鳥居をくぐり、水舎門を入ると、左手にぼたん園がある。その先、右手に五重塔が見えてくるが、今は動物園の敷地内になっている。江戸時代、左側には薬師堂があった筈だが現存していない。さきに進むと黒い柵がある。東照宮の外側の玉垣はこの位置にあり、勅額門が建っていたが、慶応3年(1867)の火災により焼失している。幸い、勅額は運び出され、今は社殿内に掲げられている。現在、社殿は修復工事中で、社殿の写真を印刷した幕が掛かっている。工事は来年いっぱいかかるという。上野の東照宮は寛永4年(1627)に建てられた東照社に始まり、慶安4年(1651)には造営替えされ、明治期に修復されたあと、現在に至っている。
「江戸図屏風」や「江戸名所図屏風」に描かれている門は、現在の唐門の屋根と90度向きが異なる平入りの門であり、現在の門とは別物かも知れない。唐門にある龍の彫刻については、左甚五郎作と伝えられ、また、この龍が不忍池の水を飲みに行くという伝説があるが、儀式用鐘楼の龍の彫刻と取り違えた話であろう。一般の人が上野の東照宮を拝観出来たのは明治以降のことであり、すでに焼失していた儀式用鐘楼の龍についての伝説が誤り伝えられたと思われる。
桜通りに戻って先に行く。左側に小松宮像があるが、江戸時代には儀式用鐘楼があった場所である。その先の広場には、荷担堂や輪蔵、雲水塔、番神社などがあったが、上野戦争で焼失し今は跡形もない。上野公園の大噴水付近は最近改修され、南側の広場は広くなったが、北側の噴水の池は縮小されている。江戸時代、ここには江戸最大の建造物、寛永寺の根本中堂があったが、上野戦争で焼失し今は広場の西側に案内板を残すのみである。
寛永寺本坊は現在の国立博物館の場所にあったが上野戦争で焼失し、表門だけが焼失を免れて、国立博物館の表門として使われた。その後、開山堂(両大師)の隣に移設。現在は修復工事中である。国立博物館の庭園は、本坊の庭園の面影を残しているということである。

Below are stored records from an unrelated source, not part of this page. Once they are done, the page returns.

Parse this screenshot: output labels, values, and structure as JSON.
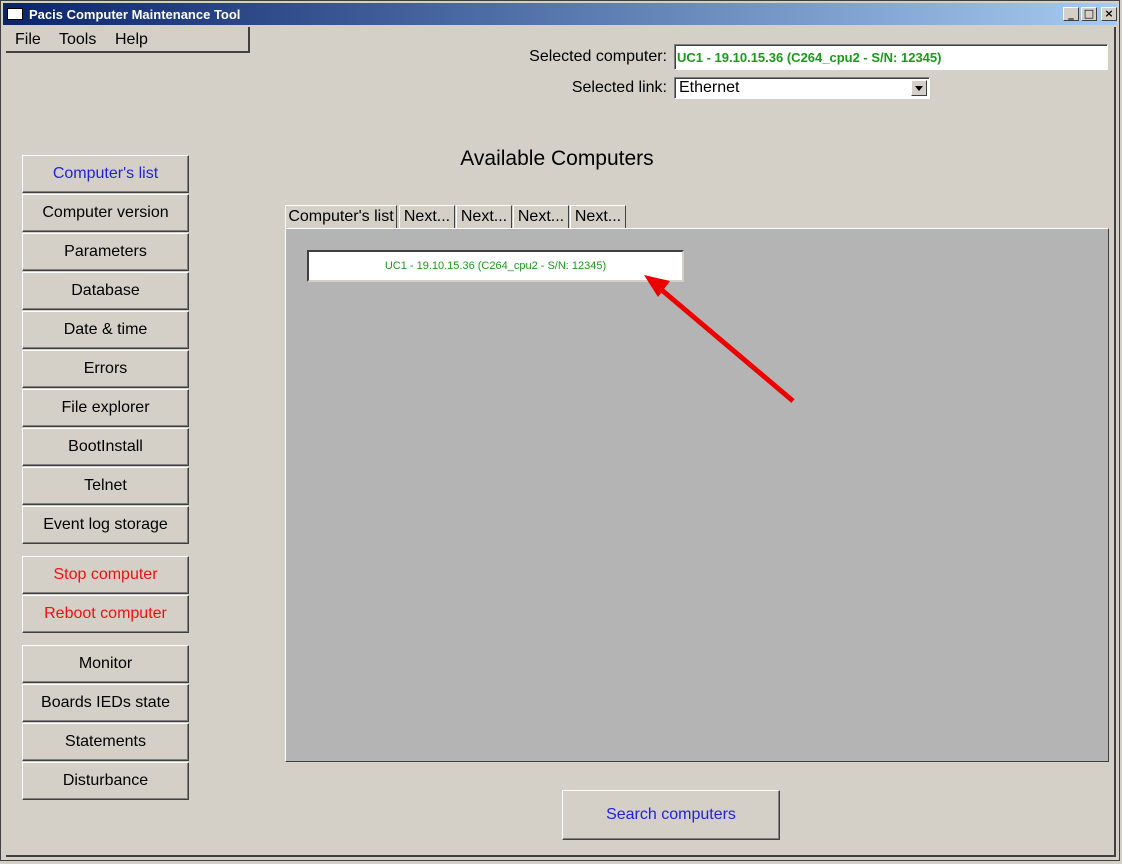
{
  "window": {
    "title": "Pacis Computer Maintenance Tool",
    "minimize": "_",
    "maximize": "□",
    "close": "×"
  },
  "menu": [
    "File",
    "Tools",
    "Help"
  ],
  "header": {
    "selected_computer_label": "Selected computer:",
    "selected_computer_value": "UC1 - 19.10.15.36 (C264_cpu2 - S/N: 12345)",
    "selected_link_label": "Selected link:",
    "selected_link_value": "Ethernet"
  },
  "main": {
    "heading": "Available Computers",
    "tabs": [
      "Computer's list",
      "Next...",
      "Next...",
      "Next...",
      "Next..."
    ],
    "computer_list": [
      "UC1 - 19.10.15.36 (C264_cpu2 - S/N: 12345)"
    ],
    "search_button": "Search computers"
  },
  "sidebar": {
    "group1": [
      "Computer's list",
      "Computer version",
      "Parameters",
      "Database",
      "Date & time",
      "Errors",
      "File explorer",
      "BootInstall",
      "Telnet",
      "Event log storage"
    ],
    "group2": [
      "Stop computer",
      "Reboot computer"
    ],
    "group3": [
      "Monitor",
      "Boards IEDs state",
      "Statements",
      "Disturbance"
    ]
  },
  "colors": {
    "active_blue": "#2222dd",
    "danger_red": "#ee1111",
    "computer_green": "#1a9a1a",
    "annotation_arrow": "#ee0000"
  }
}
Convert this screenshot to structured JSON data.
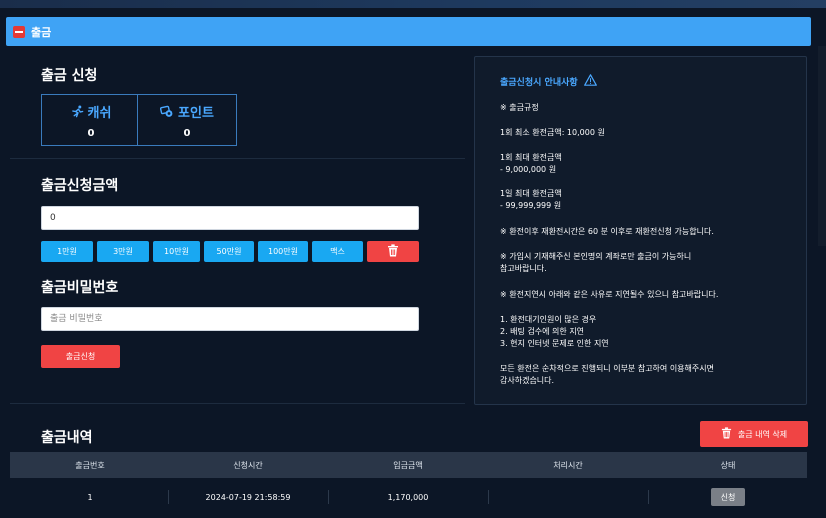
{
  "header": {
    "title": "출금"
  },
  "withdraw_request": {
    "title": "출금 신청",
    "cash": {
      "label": "캐쉬",
      "value": "0"
    },
    "point": {
      "label": "포인트",
      "value": "0"
    }
  },
  "amount": {
    "title": "출금신청금액",
    "input_value": "0",
    "quick_buttons": [
      "1만원",
      "3만원",
      "10만원",
      "50만원",
      "100만원",
      "맥스"
    ]
  },
  "password": {
    "title": "출금비밀번호",
    "placeholder": "출금 비밀번호",
    "submit_label": "출금신청"
  },
  "notice": {
    "title": "출금신청시 안내사항",
    "lines": [
      "※ 출금규정",
      "1회 최소 환전금액: 10,000 원",
      "1회 최대 환전금액",
      "- 9,000,000 원",
      "1일 최대 환전금액",
      "- 99,999,999 원",
      "※ 환전이후 재환전시간은 60 분 이후로 재환전신청 가능합니다.",
      "※ 가입시 기재해주신 본인명의 계좌로만 출금이 가능하니",
      "참고바랍니다.",
      "※ 환전지연시 아래와 같은 사유로 지연될수 있으니 참고바랍니다.",
      "1. 환전대기인원이 많은 경우",
      "2. 배팅 검수에 의한 지연",
      "3. 현지 인터넷 문제로 인한 지연",
      "모든 환전은 순차적으로 진행되니 이부분 참고하여 이용해주시면",
      "감사하겠습니다."
    ]
  },
  "history": {
    "title": "출금내역",
    "delete_label": "출금 내역 삭제",
    "columns": [
      "출금번호",
      "신청시간",
      "입금금액",
      "처리시간",
      "상태"
    ],
    "rows": [
      {
        "no": "1",
        "requested_at": "2024-07-19 21:58:59",
        "amount": "1,170,000",
        "processed_at": "",
        "status": "신청"
      }
    ]
  },
  "colors": {
    "accent_blue": "#3fa3f5",
    "button_blue": "#19a8f2",
    "danger_red": "#f04444",
    "background": "#0c1626"
  }
}
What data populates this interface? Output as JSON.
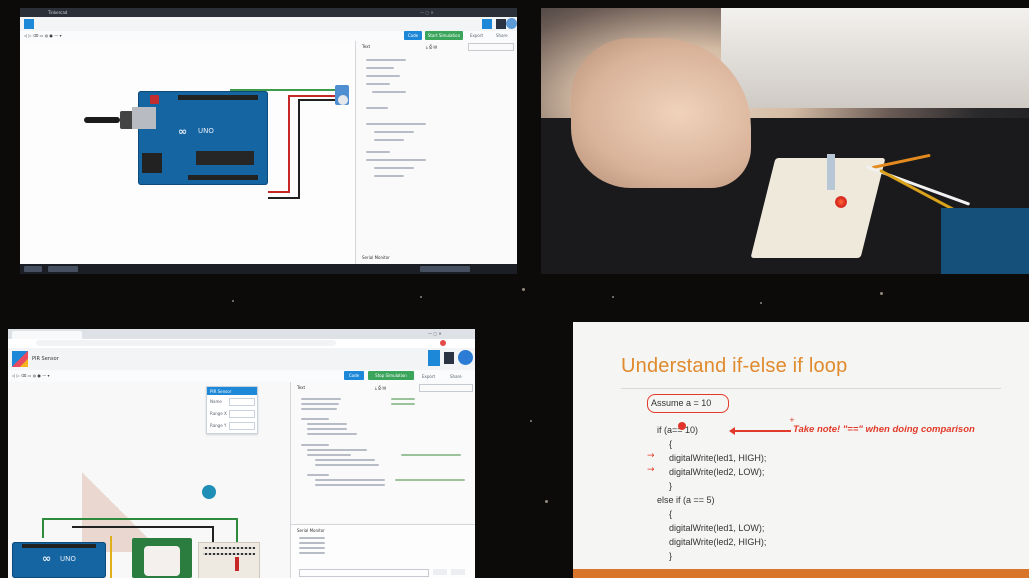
{
  "top_left_window": {
    "title": "Tinkercad",
    "buttons": {
      "code": "Code",
      "simulation": "Start Simulation"
    },
    "panel_title": "Text",
    "serial_monitor": "Serial Monitor",
    "accent": "#1e88d8",
    "board_label": "UNO"
  },
  "bottom_left_window": {
    "title": "PIR Sensor",
    "buttons": {
      "code": "Code",
      "simulation": "Stop Simulation"
    },
    "panel_title": "Text",
    "serial_monitor": "Serial Monitor",
    "sensor_popup": {
      "title": "PIR Sensor",
      "rows": [
        "Name",
        "Range X",
        "Range Y"
      ]
    },
    "board_label": "UNO"
  },
  "slide": {
    "title": "Understand if-else if loop",
    "assume": "Assume a = 10",
    "lines": [
      "if (a== 10)",
      "{",
      "digitalWrite(led1, HIGH);",
      "digitalWrite(led2, LOW);",
      "}",
      "else if (a == 5)",
      "{",
      "digitalWrite(led1, LOW);",
      "digitalWrite(led2, HIGH);",
      "}"
    ],
    "note": "Take note! \"==\" when doing comparison",
    "title_color": "#e08a2e",
    "note_color": "#e23a2a",
    "footer_color": "#d9752b"
  }
}
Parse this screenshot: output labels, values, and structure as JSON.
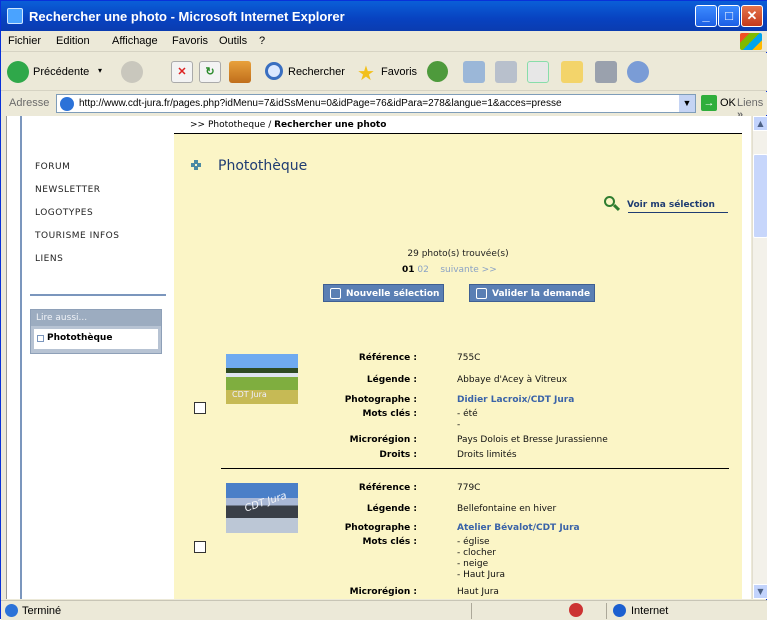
{
  "window": {
    "title": "Rechercher une photo - Microsoft Internet Explorer",
    "minimize": "_",
    "maximize": "□",
    "close": "✕"
  },
  "menu": [
    "Fichier",
    "Edition",
    "Affichage",
    "Favoris",
    "Outils",
    "?"
  ],
  "toolbar": {
    "back": "Précédente",
    "search": "Rechercher",
    "favorites": "Favoris"
  },
  "address": {
    "label": "Adresse",
    "url": "http://www.cdt-jura.fr/pages.php?idMenu=7&idSsMenu=0&idPage=76&idPara=278&langue=1&acces=presse",
    "go": "OK",
    "links": "Liens",
    "links_chevron": "»"
  },
  "breadcrumb": {
    "prefix": ">> Phototheque /",
    "current": "Rechercher une photo"
  },
  "nav": [
    "FORUM",
    "NEWSLETTER",
    "LOGOTYPES",
    "TOURISME INFOS",
    "LIENS"
  ],
  "lire_aussi": {
    "heading": "Lire aussi...",
    "item": "Photothèque"
  },
  "page": {
    "title": "Photothèque",
    "voir_selection": "Voir ma sélection",
    "found": "29 photo(s) trouvée(s)",
    "pager": {
      "current": "01",
      "other": "02",
      "next": "suivante >>"
    },
    "btn_nouvelle": "Nouvelle sélection",
    "btn_valider": "Valider la demande"
  },
  "labels": {
    "reference": "Référence :",
    "legende": "Légende :",
    "photographe": "Photographe :",
    "mots_cles": "Mots clés :",
    "microregion": "Microrégion :",
    "droits": "Droits :"
  },
  "photos": [
    {
      "caption": "CDT Jura",
      "reference": "755C",
      "legende": "Abbaye d'Acey à Vitreux",
      "photographe": "Didier Lacroix/CDT Jura",
      "mots_cles": [
        "- été",
        "-"
      ],
      "microregion": "Pays Dolois et Bresse Jurassienne",
      "droits": "Droits limités"
    },
    {
      "caption": "CDT Jura",
      "reference": "779C",
      "legende": "Bellefontaine en hiver",
      "photographe": "Atelier Bévalot/CDT Jura",
      "mots_cles": [
        "- église",
        "- clocher",
        "- neige",
        "- Haut Jura"
      ],
      "microregion": "Haut Jura"
    }
  ],
  "status": {
    "text": "Terminé",
    "zone": "Internet"
  },
  "scroll": {
    "up": "▲",
    "down": "▼"
  }
}
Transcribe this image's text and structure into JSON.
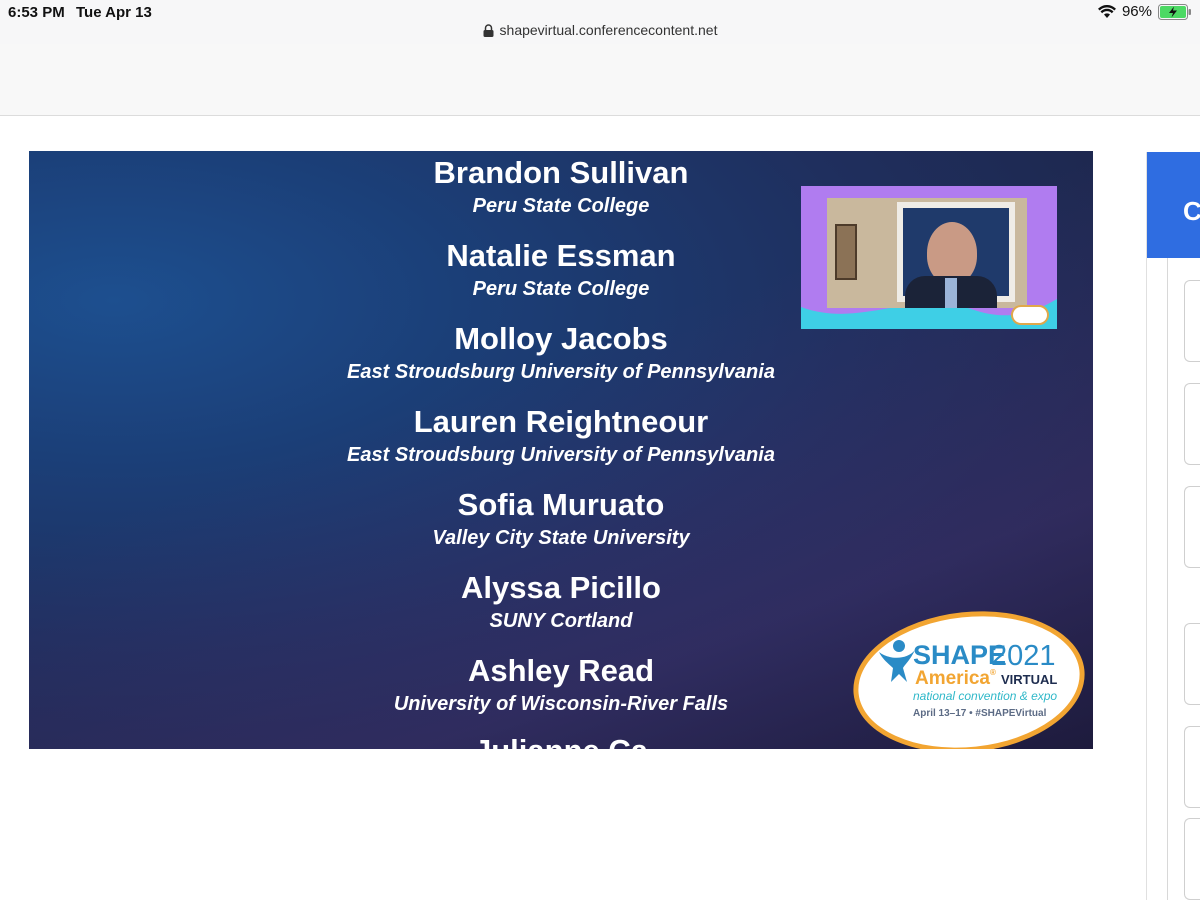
{
  "status_bar": {
    "time": "6:53 PM",
    "date": "Tue Apr 13",
    "battery": "96%"
  },
  "browser": {
    "url": "shapevirtual.conferencecontent.net"
  },
  "video": {
    "credits": [
      {
        "name": "Brandon Sullivan",
        "school": "Peru State College"
      },
      {
        "name": "Natalie Essman",
        "school": "Peru State College"
      },
      {
        "name": "Molloy Jacobs",
        "school": "East Stroudsburg University of Pennsylvania"
      },
      {
        "name": "Lauren Reightneour",
        "school": "East Stroudsburg University of Pennsylvania"
      },
      {
        "name": "Sofia Muruato",
        "school": "Valley City State University"
      },
      {
        "name": "Alyssa Picillo",
        "school": "SUNY Cortland"
      },
      {
        "name": "Ashley Read",
        "school": "University of Wisconsin-River Falls"
      }
    ],
    "partial_next": "Julianne Ca",
    "logo": {
      "shape": "SHAPE",
      "year": "2021",
      "america": "America",
      "reg": "®",
      "virtual": "VIRTUAL",
      "subtitle": "national convention & expo",
      "dates": "April 13–17 • #SHAPEVirtual"
    }
  },
  "side_panel": {
    "header_label": "C"
  },
  "colors": {
    "side_header": "#2f6de1",
    "logo_blue": "#2a8bc6",
    "logo_orange": "#f2a532"
  }
}
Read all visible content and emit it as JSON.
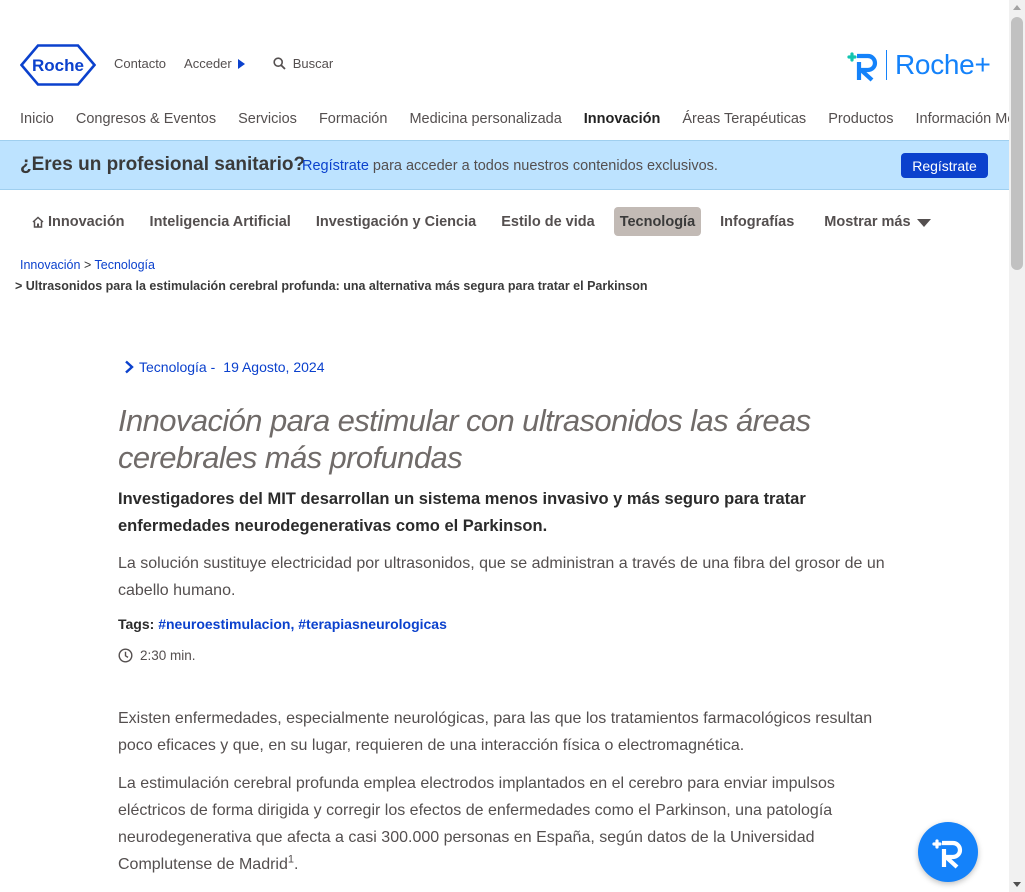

現在の寛永寺根本中堂は、川越喜多院の本地堂を移築したものだが、上野戦争の際に根本中堂から運び出された薬師如来を本尊として安置しているという。現・根本中堂に掲げられている「瑠璃殿」の額は本物の勅額と思われる。元禄時代、寛永寺の根本中堂に掲げるため、京都から「瑠璃殿」の勅額を江戸に運び込んだが、その日に大火が発生し、寛永寺も罹災した。この大火で根本中堂も焼失したという説があるが、江戸時代の文献では、本坊や霊廟は焼失したものの、根本中堂は防ぎ止めたとしている。幕府は勅額の複製を造り、根本中堂には複製を掲げ、本物は土蔵に格納した。上野戦争の時、複製の勅額は根本中堂とともに焼失したと思われるが、本物の勅額は残ったのではなかろうか。